Inilah filsafat sebagai penggalian: saat berpikir bukan untuk lari dari rasa, tapi untuk memahami rasa itu dengan lebih jujur.
Dua pengalaman ini kadang tumpang tindih. Ada hari-hari di mana saya tahu saya sedang menunda rasa dengan kerumitan konsep. Tapi ada pula hari di mana justru lewat konsep itulah saya bisa kembali kepada diri saya yang terluka, tapi tenang. Filsafat membuka ruang untuk memahami tanpa menghakimi.
Dan saya belajar untuk tidak menghukum diri sendiri karena itu.
Kalau pun saya sedang melarikan diri, itu pun manusiawi.

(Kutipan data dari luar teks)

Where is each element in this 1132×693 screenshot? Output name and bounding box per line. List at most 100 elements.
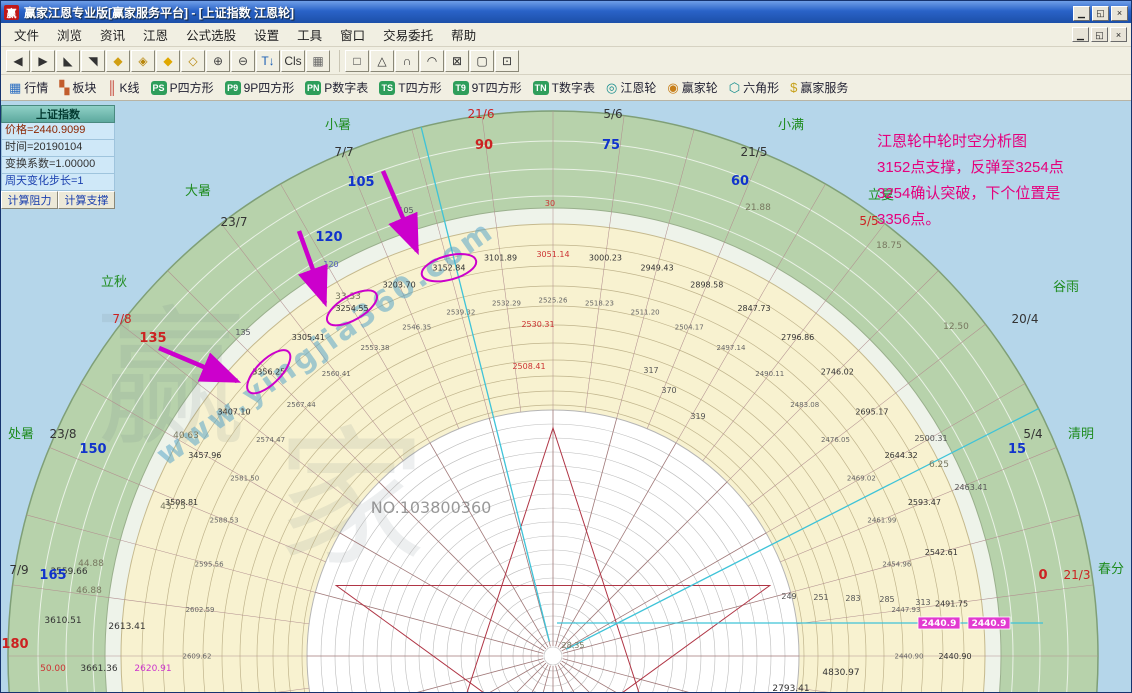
svg-text:2593.47: 2593.47 — [908, 498, 941, 507]
svg-text:15: 15 — [1008, 442, 1026, 457]
gann-gem-4-button[interactable]: ◇ — [181, 50, 205, 72]
svg-text:0: 0 — [1038, 568, 1047, 583]
forward-button[interactable]: ▶ — [31, 50, 55, 72]
menu-browse[interactable]: 浏览 — [48, 22, 91, 47]
svg-text:2602.59: 2602.59 — [186, 606, 215, 614]
date-row: 时间=20190104 — [1, 140, 115, 157]
text-tool-button[interactable]: T↓ — [256, 50, 280, 72]
gann-gem-1-button[interactable]: ◆ — [106, 50, 130, 72]
window-controls: ▁◱× — [1071, 3, 1128, 21]
svg-text:立秋: 立秋 — [101, 275, 127, 290]
svg-text:2483.08: 2483.08 — [790, 401, 819, 409]
feature-sectors[interactable]: ▚板块 — [59, 79, 96, 96]
feature-gann-wheel[interactable]: ◎江恩轮 — [606, 79, 656, 96]
svg-text:2497.14: 2497.14 — [717, 344, 746, 352]
feature-kline[interactable]: ║K线 — [107, 79, 139, 96]
zoom-in-button[interactable]: ⊕ — [206, 50, 230, 72]
feature-winner-service[interactable]: $赢家服务 — [790, 79, 848, 96]
feature-t-number-table[interactable]: TNT数字表 — [533, 79, 595, 96]
price-row: 价格=2440.9099 — [1, 123, 115, 140]
svg-text:2574.47: 2574.47 — [256, 436, 285, 444]
clear-button[interactable]: Cls — [281, 50, 305, 72]
draw-tool-1-button[interactable]: ◣ — [56, 50, 80, 72]
triangle-tool-button[interactable]: △ — [370, 50, 394, 72]
dot-rect-tool-button[interactable]: ⊡ — [495, 50, 519, 72]
back-button[interactable]: ◀ — [6, 50, 30, 72]
mdi-restore-button[interactable]: ◱ — [1091, 27, 1108, 42]
svg-text:3254.55: 3254.55 — [335, 304, 368, 313]
feature-quotes[interactable]: ▦行情 — [9, 79, 48, 96]
menu-trade-order[interactable]: 交易委托 — [374, 22, 442, 47]
svg-text:2463.41: 2463.41 — [954, 483, 987, 492]
svg-text:285: 285 — [879, 595, 894, 604]
gann-gem-3-button[interactable]: ◆ — [156, 50, 180, 72]
svg-text:2476.05: 2476.05 — [821, 436, 850, 444]
svg-text:4830.97: 4830.97 — [822, 668, 859, 678]
svg-text:3407.10: 3407.10 — [218, 407, 251, 416]
feature-label: 9P四方形 — [244, 79, 295, 96]
restore-button[interactable]: ◱ — [1092, 6, 1109, 21]
menu-settings[interactable]: 设置 — [245, 22, 288, 47]
svg-text:20/4: 20/4 — [1012, 312, 1039, 326]
svg-text:2532.29: 2532.29 — [492, 300, 521, 308]
menu-help[interactable]: 帮助 — [442, 22, 485, 47]
feature-9t-square[interactable]: T99T四方形 — [453, 79, 522, 96]
svg-text:2440.90: 2440.90 — [938, 652, 971, 661]
feature-9p-square[interactable]: P99P四方形 — [225, 79, 295, 96]
feature-hexagon[interactable]: ⬡六角形 — [729, 79, 779, 96]
svg-text:3051.14: 3051.14 — [536, 250, 569, 259]
gann-gem-2-button[interactable]: ◈ — [131, 50, 155, 72]
svg-text:313: 313 — [915, 598, 930, 607]
feature-winner-wheel[interactable]: ◉赢家轮 — [667, 79, 717, 96]
arc-tool-button[interactable]: ∩ — [395, 50, 419, 72]
close-button[interactable]: × — [1111, 6, 1128, 21]
rect-tool-button[interactable]: □ — [345, 50, 369, 72]
quotes-icon: ▦ — [9, 81, 21, 95]
grid-button[interactable]: ▦ — [306, 50, 330, 72]
svg-text:5/4: 5/4 — [1023, 427, 1042, 441]
svg-text:2440.9: 2440.9 — [972, 619, 1007, 629]
t-number-table-icon: TN — [533, 81, 549, 95]
gann-wheel-icon: ◎ — [606, 81, 617, 95]
drawing-toolbar: ◀▶◣◥◆◈◆◇⊕⊖T↓Cls▦□△∩◠⊠▢⊡ — [1, 47, 1131, 75]
feature-label: P数字表 — [324, 79, 368, 96]
feature-p-number-table[interactable]: PNP数字表 — [305, 79, 368, 96]
svg-text:370: 370 — [661, 386, 676, 395]
svg-text:21.88: 21.88 — [745, 203, 771, 213]
svg-text:120: 120 — [315, 230, 342, 245]
arc2-tool-button[interactable]: ◠ — [420, 50, 444, 72]
svg-text:2560.41: 2560.41 — [322, 370, 351, 378]
svg-text:2511.20: 2511.20 — [631, 309, 660, 317]
svg-text:5/6: 5/6 — [603, 107, 622, 121]
zoom-out-button[interactable]: ⊖ — [231, 50, 255, 72]
menu-gann[interactable]: 江恩 — [134, 22, 177, 47]
app-logo-icon: 赢 — [4, 5, 19, 20]
mdi-minimize-button[interactable]: ▁ — [1072, 27, 1089, 42]
minimize-button[interactable]: ▁ — [1073, 6, 1090, 21]
kline-icon: ║ — [107, 81, 116, 95]
calc-support-button[interactable]: 计算支撑 — [58, 191, 115, 209]
menu-window[interactable]: 窗口 — [331, 22, 374, 47]
menu-news[interactable]: 资讯 — [91, 22, 134, 47]
menu-tools[interactable]: 工具 — [288, 22, 331, 47]
svg-text:2613.41: 2613.41 — [108, 622, 145, 632]
svg-text:2898.58: 2898.58 — [690, 281, 723, 290]
xbox-tool-button[interactable]: ⊠ — [445, 50, 469, 72]
menu-formula-stock-pick[interactable]: 公式选股 — [177, 22, 245, 47]
mdi-close-button[interactable]: × — [1110, 27, 1127, 42]
draw-tool-2-button[interactable]: ◥ — [81, 50, 105, 72]
dashed-rect-tool-button[interactable]: ▢ — [470, 50, 494, 72]
feature-t-square[interactable]: TST四方形 — [379, 79, 441, 96]
feature-label: 板块 — [72, 79, 96, 96]
menu-file[interactable]: 文件 — [5, 22, 48, 47]
svg-text:150: 150 — [79, 442, 106, 457]
svg-text:319: 319 — [690, 412, 705, 421]
svg-text:3610.51: 3610.51 — [44, 616, 81, 626]
svg-text:2620.91: 2620.91 — [134, 664, 171, 674]
svg-text:2504.17: 2504.17 — [675, 324, 704, 332]
analysis-annotation: 江恩轮中轮时空分析图 3152点支撑，反弹至3254点 3254确认突破，下个位… — [877, 129, 1131, 233]
svg-text:2454.96: 2454.96 — [882, 560, 911, 568]
svg-text:28.35: 28.35 — [562, 641, 585, 650]
feature-p-square[interactable]: PSP四方形 — [151, 79, 214, 96]
calc-resistance-button[interactable]: 计算阻力 — [1, 191, 58, 209]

Kadang kita memang perlu waktu untuk membangun jarak, bukan karena tak ingin merasakan, tapi karena belum sanggup merasakan semuanya sekaligus.
Saya pikir, itu pun bentuk dari mencintai diri sendiri: memberi waktu, tanpa tuntutan. Berfilsafat bukan soal apakah kita sedang menghadapi atau menghindari. Tapi tentang bagaimana kita tetap merawat kesadaran, bahkan saat kita belum siap sepenuhnya terbuka.
Jadi, apakah berfilsafat itu pelarian?
Mungkin iya. Mungkin tidak. Tapi yang pasti, itu bagian dari cara saya bertahan. Dan perlahan, kembali pulang.
— seorang perenung sunyi yang percaya bahwa luka dan pemikiran bisa berjalan beriringan.